Iniciamos 2015, e mais
uma vez os problemas de fornecimento de água em Pernambuco se tornam críticos,
como se já não fossem. A chamada crise hídrica atinge em cheio a capital
pernambucana e sua região metropolitana, sem obviamente levar em conta o
problema crônico que convive os municípios do agreste e do serão. Diante de
reservatórios com pouca armazenagem de água, o governo estadual finalmente acorda
para o problema.
A primeira atitude
dos gestores, diante da própria incompetência, foi culpar São Pedro pela
escassez das chuvas.

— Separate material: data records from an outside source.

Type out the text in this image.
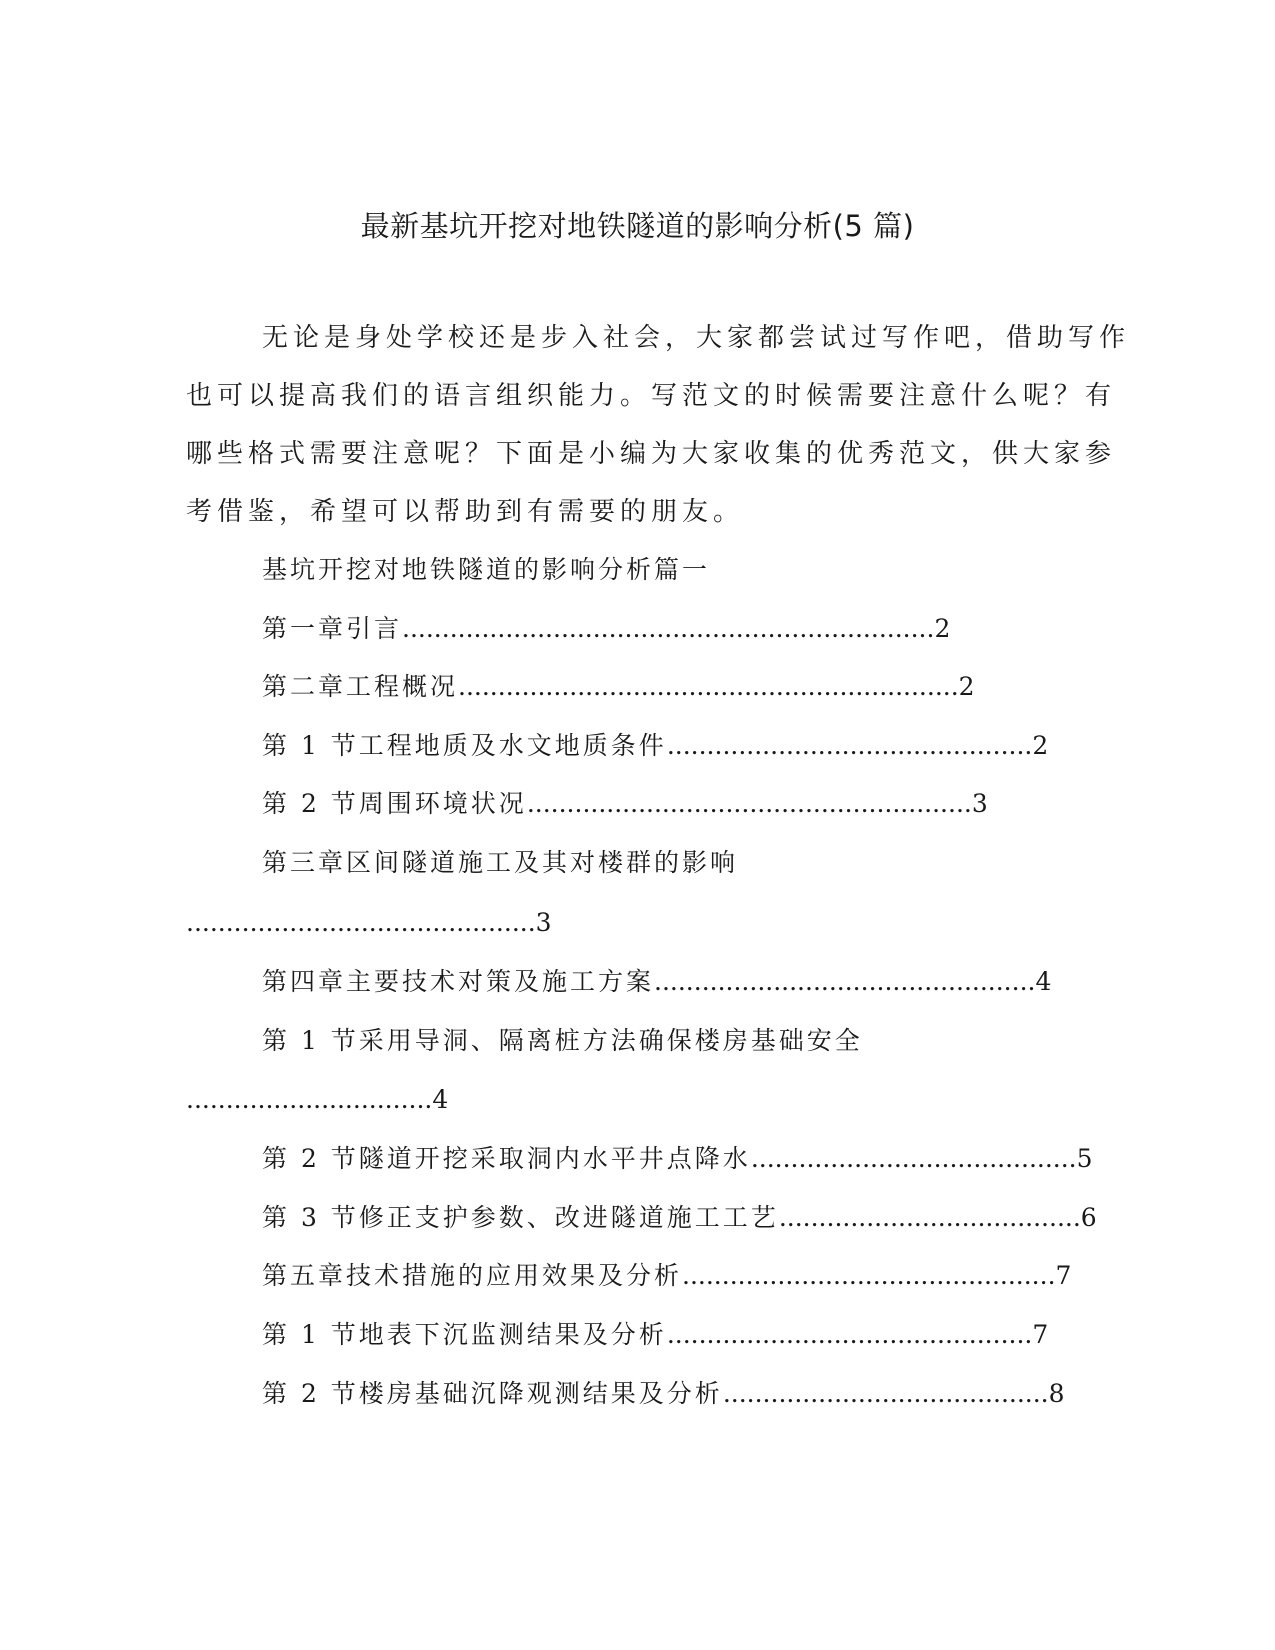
最新基坑开挖对地铁隧道的影响分析(5 篇)
无论是身处学校还是步入社会，大家都尝试过写作吧，借助写作
也可以提高我们的语言组织能力。写范文的时候需要注意什么呢？有
哪些格式需要注意呢？下面是小编为大家收集的优秀范文，供大家参
考借鉴，希望可以帮助到有需要的朋友。
基坑开挖对地铁隧道的影响分析篇一
第一章引言...................................................................2
第二章工程概况...............................................................2
第 1 节工程地质及水文地质条件..............................................2
第 2 节周围环境状况........................................................3
第三章区间隧道施工及其对楼群的影响
............................................3
第四章主要技术对策及施工方案................................................4
第 1 节采用导洞、隔离桩方法确保楼房基础安全
...............................4
第 2 节隧道开挖采取洞内水平井点降水.........................................5
第 3 节修正支护参数、改进隧道施工工艺......................................6
第五章技术措施的应用效果及分析...............................................7
第 1 节地表下沉监测结果及分析..............................................7
第 2 节楼房基础沉降观测结果及分析.........................................8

Como o Santo não pode se defender, fica fácil esta transferência
de responsabilidade. A segunda atitude, para mostrar serviço, foi apontar
soluções imediatistas, como a construção de novas barragens e a transposição de
águas, demonstrando sua incapacidade no planejamento de ações preventivas e
mesmo corretivas, que com certeza minimizariam em muito os sacrifícios impostos
à população.
O que fica evidente
com a tragédia que se abate sobre mais de 110 municípios pernambucanos (2/3 do
total), incluídos os da região metropolitana, tem origem no descaso e na falta
de responsabilidade socioambiental daqueles que que ocupam cargos de governo.
No caso especifico da
região metropolitana do Recife, o único reservatório no Litoral Norte que
alimenta a Região Metropolitana do Recife é a barragem de Botafogo, que
atualmente conta com menos de 15% de sua capacidade. Mesmo sendo uma área de
proteção ambiental, protegida por lei, o entorno da barragem vem sendo desmatado
há anos, com a cumplicidade dos órgãos públicos. Agora se verifica que, mesmo para
precipitações consideradas normais na região, o nível de água do reservatório
já não se recupera como antes.
Uma das medidas a
médio prazo, das mais sensatas neste caso, seria o reflorestamento e a proteção
do entorno da barragem e das nascentes que alimentam o sistema Botafogo. Ao
invés disso lemos nos jornais a sanha economicista na discussão do trajeto do
Arco Metropolitano. Sem dúvida um empreendimento inconteste diante do caos
urbano existente hoje nesta região, e que irá minimizar o trafego na BR 101 e
no grande Recife.
Alguns gestores
ligados a interesses econômicos propõem um trajeto para o Arco Metropolitano
que irá cortar justamente as nascentes que alimentam o Sistema Botafogo,
fazendo com que a rodovia passe próximo à barragem, aumentando assim a
especulação imobiliária e a ocupação do solo.
Existe em tudo isso um desejo implícito dos
gestores de plantão em tornar a vida dos cidadãos cada vez mais difícil e
insuportável. Contra isso a única solução é a mobilização e a pressão popular,
que ao longo da história da humanidade tem se mostrado o único caminho da
transformação. É como se diz, “unidos, venceremos!”.
Heitor Scalambrini Costa -
Professor da Universidade Federal de Pernambuco.